There are numerous genetic qualities that cause this effect.
One of them is called flushing. When eliminating alcohol from your body, one of the intermediate stages is to convert the alcohol to acetaldehyde. Your body quickly breaks that down, too, preventing it from accumulating. In some people, however, that second part doesn't work, so the acetaldehyde builds up in an uncomfortable manner.
This genetic variation is relatively common in Asia, and is the chemical basis of the drug disulfiram, which was tried as a treatment for alcoholism for decades. Serious alcoholics would drink through the flushing, sometimes hospitalizing themselves.

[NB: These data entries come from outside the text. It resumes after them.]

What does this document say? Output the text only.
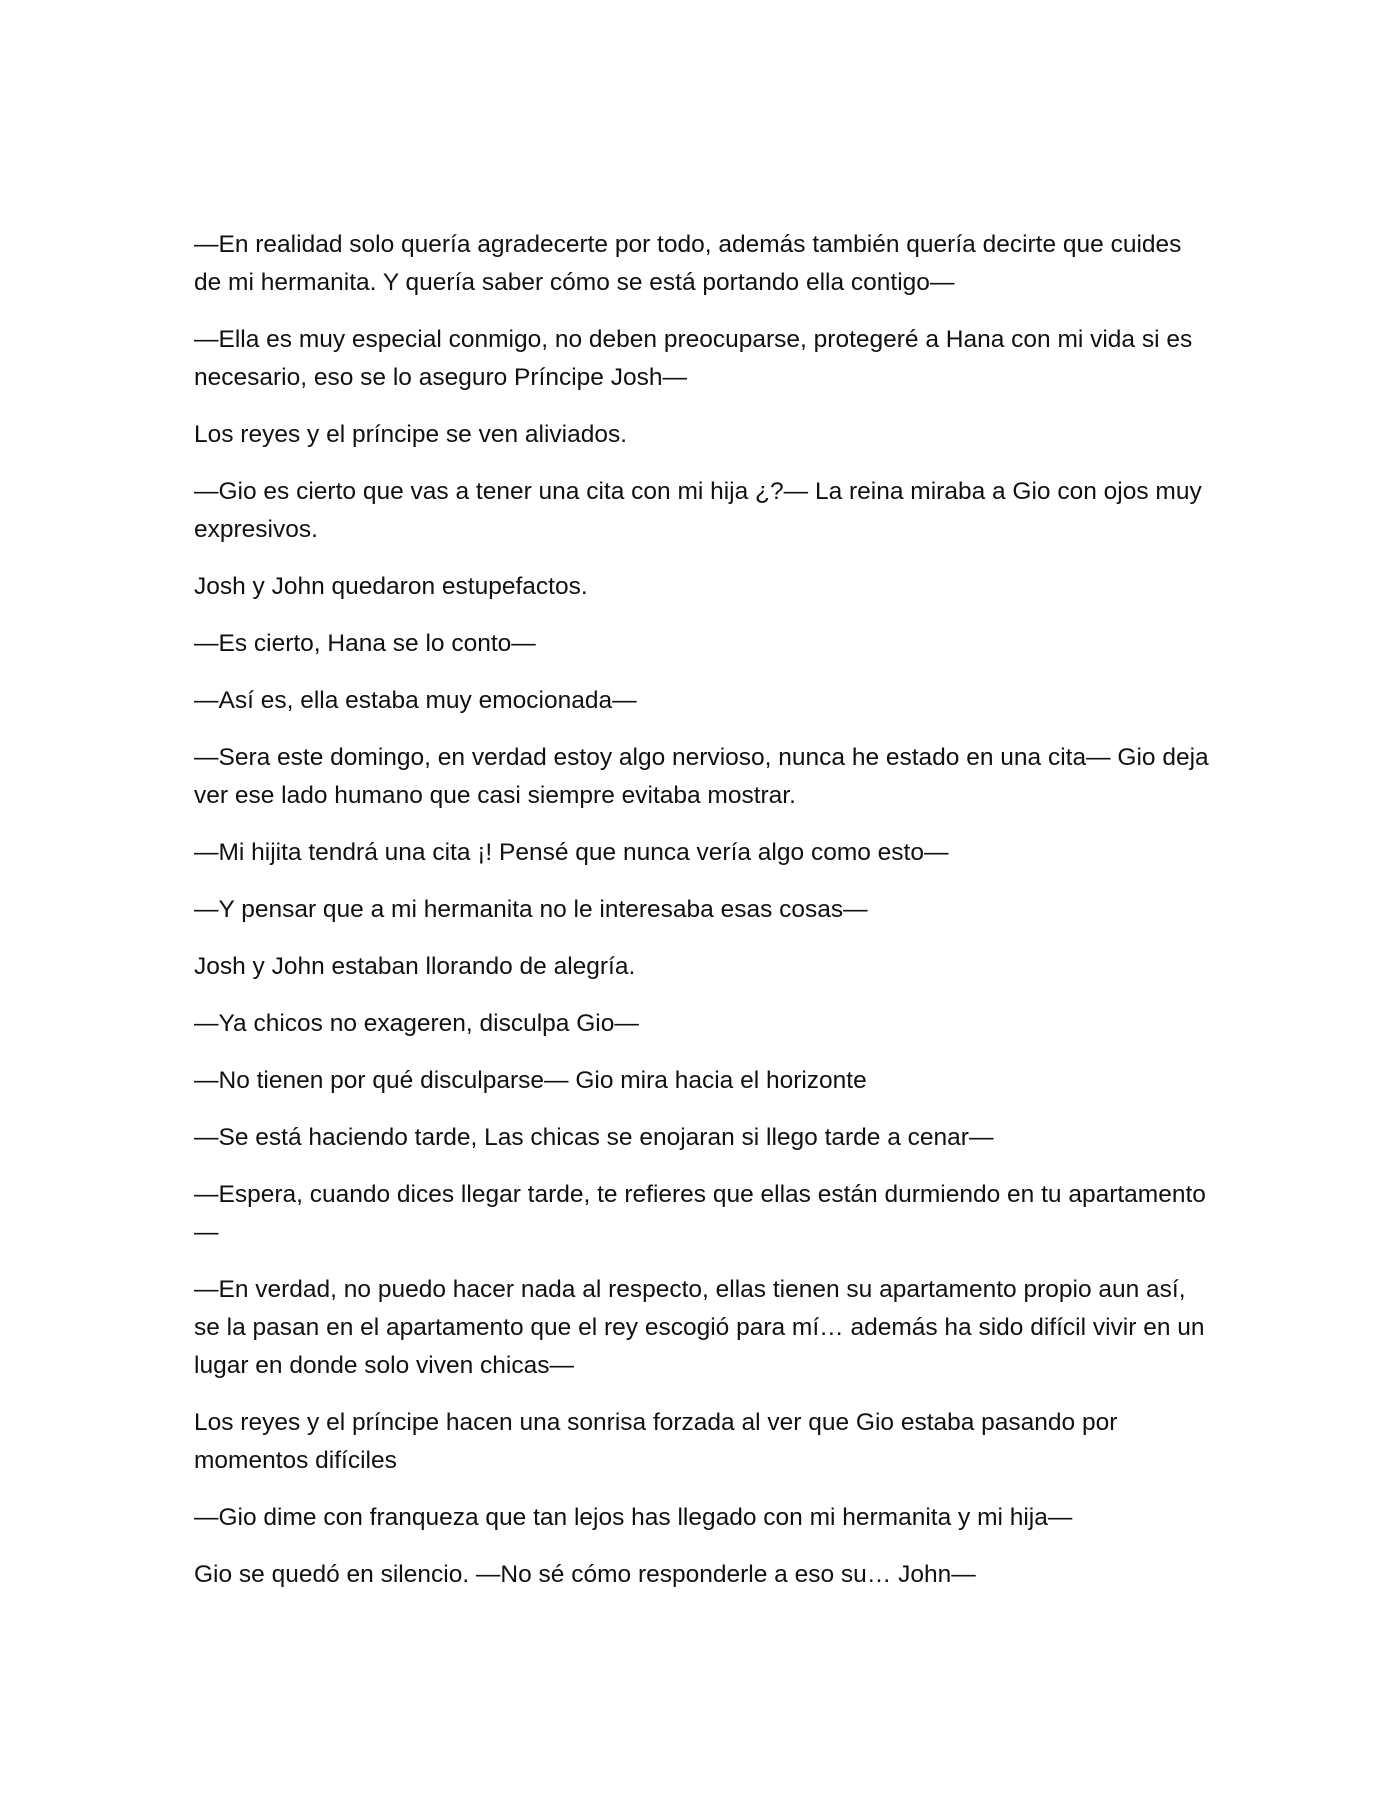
—En realidad solo quería agradecerte por todo, además también quería decirte que cuides de mi hermanita. Y quería saber cómo se está portando ella contigo—

—Ella es muy especial conmigo, no deben preocuparse, protegeré a Hana con mi vida si es necesario, eso se lo aseguro Príncipe Josh—

Los reyes y el príncipe se ven aliviados.

—Gio es cierto que vas a tener una cita con mi hija ¿?— La reina miraba a Gio con ojos muy expresivos.

Josh y John quedaron estupefactos.

—Es cierto, Hana se lo conto—

—Así es, ella estaba muy emocionada—

—Sera este domingo, en verdad estoy algo nervioso, nunca he estado en una cita— Gio deja ver ese lado humano que casi siempre evitaba mostrar.

—Mi hijita tendrá una cita ¡! Pensé que nunca vería algo como esto—

—Y pensar que a mi hermanita no le interesaba esas cosas—

Josh y John estaban llorando de alegría.

—Ya chicos no exageren, disculpa Gio—

—No tienen por qué disculparse— Gio mira hacia el horizonte

—Se está haciendo tarde, Las chicas se enojaran si llego tarde a cenar—

—Espera, cuando dices llegar tarde, te refieres que ellas están durmiendo en tu apartamento—

—En verdad, no puedo hacer nada al respecto, ellas tienen su apartamento propio aun así, se la pasan en el apartamento que el rey escogió para mí… además ha sido difícil vivir en un lugar en donde solo viven chicas—

Los reyes y el príncipe hacen una sonrisa forzada al ver que Gio estaba pasando por momentos difíciles

—Gio dime con franqueza que tan lejos has llegado con mi hermanita y mi hija—

Gio se quedó en silencio. —No sé cómo responderle a eso su… John—
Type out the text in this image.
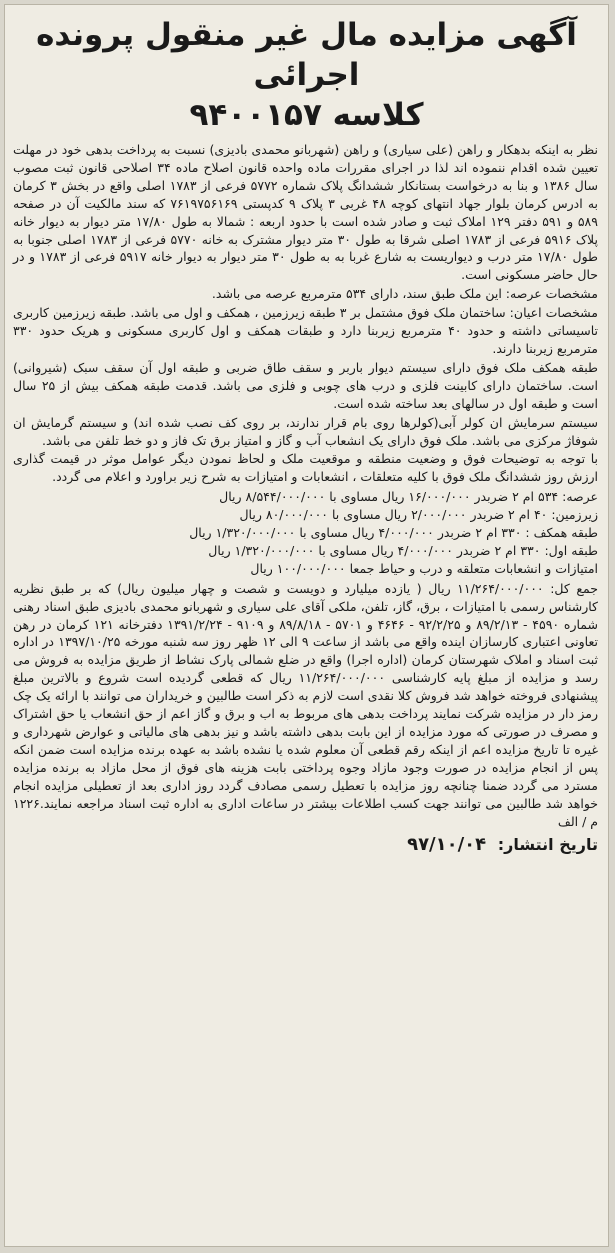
آگهی مزایده مال غیر منقول پرونده اجرائی
کلاسه ۹۴۰۰۱۵۷

نظر به اینکه بدهکار و راهن (علی سیاری) و راهن (شهربانو محمدی بادیزی) نسبت به پرداخت بدهی خود در مهلت تعیین شده اقدام ننموده اند لذا در اجرای مقررات ماده واحده قانون اصلاح ماده ۳۴ اصلاحی قانون ثبت مصوب سال ۱۳۸۶ و بنا به درخواست بستانکار ششدانگ پلاک شماره ۵۷۷۲ فرعی از ۱۷۸۳ اصلی واقع در بخش ۳ کرمان به ادرس کرمان بلوار جهاد انتهای کوچه ۴۸ غربی ۳ پلاک ۹ کدپستی ۷۶۱۹۷۵۶۱۶۹ که سند مالکیت آن در صفحه ۵۸۹ و ۵۹۱ دفتر ۱۲۹ املاک ثبت و صادر شده است با حدود اربعه : شمالا به طول ۱۷/۸۰ متر دیوار به دیوار خانه پلاک ۵۹۱۶ فرعی از ۱۷۸۳ اصلی شرقا به طول ۳۰ متر دیوار مشترک به خانه ۵۷۷۰ فرعی از ۱۷۸۳ اصلی جنوبا به طول ۱۷/۸۰ متر درب و دیواریست به شارع غربا به به طول ۳۰ متر دیوار به دیوار خانه ۵۹۱۷ فرعی از ۱۷۸۳ و در حال حاضر مسکونی است.

مشخصات عرصه: این ملک طبق سند، دارای ۵۳۴ مترمربع عرصه می باشد.

مشخصات اعیان: ساختمان ملک فوق مشتمل بر ۳ طبقه زیرزمین ، همکف و اول می باشد. طبقه زیرزمین کاربری تاسیساتی داشته و حدود ۴۰ مترمربع زیربنا دارد و طبقات همکف و اول کاربری مسکونی و هریک حدود ۳۳۰ مترمربع زیربنا دارند.

طبقه همکف ملک فوق دارای سیستم دیوار باربر و سقف طاق ضربی و طبقه اول آن سقف سبک (شیروانی) است. ساختمان دارای کابینت فلزی و درب های چوبی و فلزی می باشد. قدمت طبقه همکف بیش از ۲۵ سال است و طبقه اول در سالهای بعد ساخته شده است.

سیستم سرمایش ان کولر آبی(کولرها روی بام قرار ندارند، بر روی کف نصب شده اند) و سیستم گرمایش ان شوفاژ مرکزی می باشد. ملک فوق دارای یک انشعاب آب و گاز و امتیاز برق تک فاز و دو خط تلفن می باشد.

با توجه به توضیحات فوق و وضعیت منطقه و موقعیت ملک و لحاظ نمودن دیگر عوامل موثر در قیمت گذاری ارزش روز ششدانگ ملک فوق با کلیه متعلقات ، انشعابات و امتیازات به شرح زیر براورد و اعلام می گردد.

عرصه: ۵۳۴ ام ۲ ضربدر ۱۶/۰۰۰/۰۰۰ ریال مساوی با ۸/۵۴۴/۰۰۰/۰۰۰ ریال
زیرزمین: ۴۰ ام ۲ ضربدر ۲/۰۰۰/۰۰۰ ریال مساوی با ۸۰/۰۰۰/۰۰۰ ریال
طبقه همکف : ۳۳۰ ام ۲ ضربدر ۴/۰۰۰/۰۰۰ ریال مساوی با ۱/۳۲۰/۰۰۰/۰۰۰ ریال
طبقه اول: ۳۳۰ ام ۲ ضربدر ۴/۰۰۰/۰۰۰ ریال مساوی با ۱/۳۲۰/۰۰۰/۰۰۰ ریال
امتیازات و انشعابات متعلقه و درب و حیاط جمعا ۱۰۰/۰۰۰/۰۰۰ ریال

جمع کل: ۱۱/۲۶۴/۰۰۰/۰۰۰ ریال ( یازده میلیارد و دویست و شصت و چهار میلیون ریال) که بر طبق نظریه کارشناس رسمی با امتیازات ، برق، گاز، تلفن، ملکی آقای علی سیاری و شهربانو محمدی بادیزی طبق اسناد رهنی شماره ۴۵۹۰ - ۸۹/۲/۱۳ و ۹۲/۲/۲۵ - ۴۶۴۶ و ۵۷۰۱ - ۸۹/۸/۱۸ و ۹۱۰۹ - ۱۳۹۱/۲/۲۴ دفترخانه ۱۲۱ کرمان در رهن تعاونی اعتباری کارسازان اینده واقع می باشد از ساعت ۹ الی ۱۲ ظهر روز سه شنبه مورخه ۱۳۹۷/۱۰/۲۵ در اداره ثبت اسناد و املاک شهرستان کرمان (اداره اجرا) واقع در ضلع شمالی پارک نشاط از طریق مزایده به فروش می رسد و مزایده از مبلغ پایه کارشناسی ۱۱/۲۶۴/۰۰۰/۰۰۰ ریال که قطعی گردیده است شروع و بالاترین مبلغ پیشنهادی فروخته خواهد شد فروش کلا نقدی است لازم به ذکر است طالبین و خریداران می توانند با ارائه یک چک رمز دار در مزایده شرکت نمایند پرداخت بدهی های مربوط به اب و برق و گاز اعم از حق انشعاب یا حق اشتراک و مصرف در صورتی که مورد مزایده از این بابت بدهی داشته باشد و نیز بدهی های مالیاتی و عوارض شهرداری و غیره تا تاریخ مزایده اعم از اینکه رقم قطعی آن معلوم شده یا نشده باشد به عهده برنده مزایده است ضمن انکه پس از انجام مزایده در صورت وجود مازاد وجوه پرداختی بابت هزینه های فوق از محل مازاد به برنده مزایده مسترد می گردد ضمنا چنانچه روز مزایده با تعطیل رسمی مصادف گردد روز اداری بعد از تعطیلی مزایده انجام خواهد شد طالبین می توانند جهت کسب اطلاعات بیشتر در ساعات اداری به اداره ثبت اسناد مراجعه نمایند.۱۲۲۶ م / الف

تاریخ انتشار: ۹۷/۱۰/۰۴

Another path would be to block alcohol's ability to release endorphin, or to block your ability to respond to endorphins while drinking. Endorphin is a shortcut to learning, teaching our body that excitement and exertion are beneficial to us. Alcohol simulates exertion and excitement, making us release endorphin, tricking us into thinking that alcohol is beneficial to us.
This is the basis of using naltrexone and noloxone for the treatment of alcoholism and other opioid addictions. Initial attempts at taking advantage of this knowledge produced little benefit because, once you stopped taking the drug, the desire to drink rebounded. Later, with the development of The Sinclair Method, Pavlovian extinction was harnessed to reduce this specific cause of alcoholism.
Thus, if you want a genetic shift that would eliminate the use of alcohol, you should have alcohol also release endorphin blockers that prevent Pavlovian conditioning from taking root in the first place. Either that, or heighten the neurotoxic side-effects like dizziness so that the drinker is driven to puke like a sea-sick land lubber before they get seriously drunk.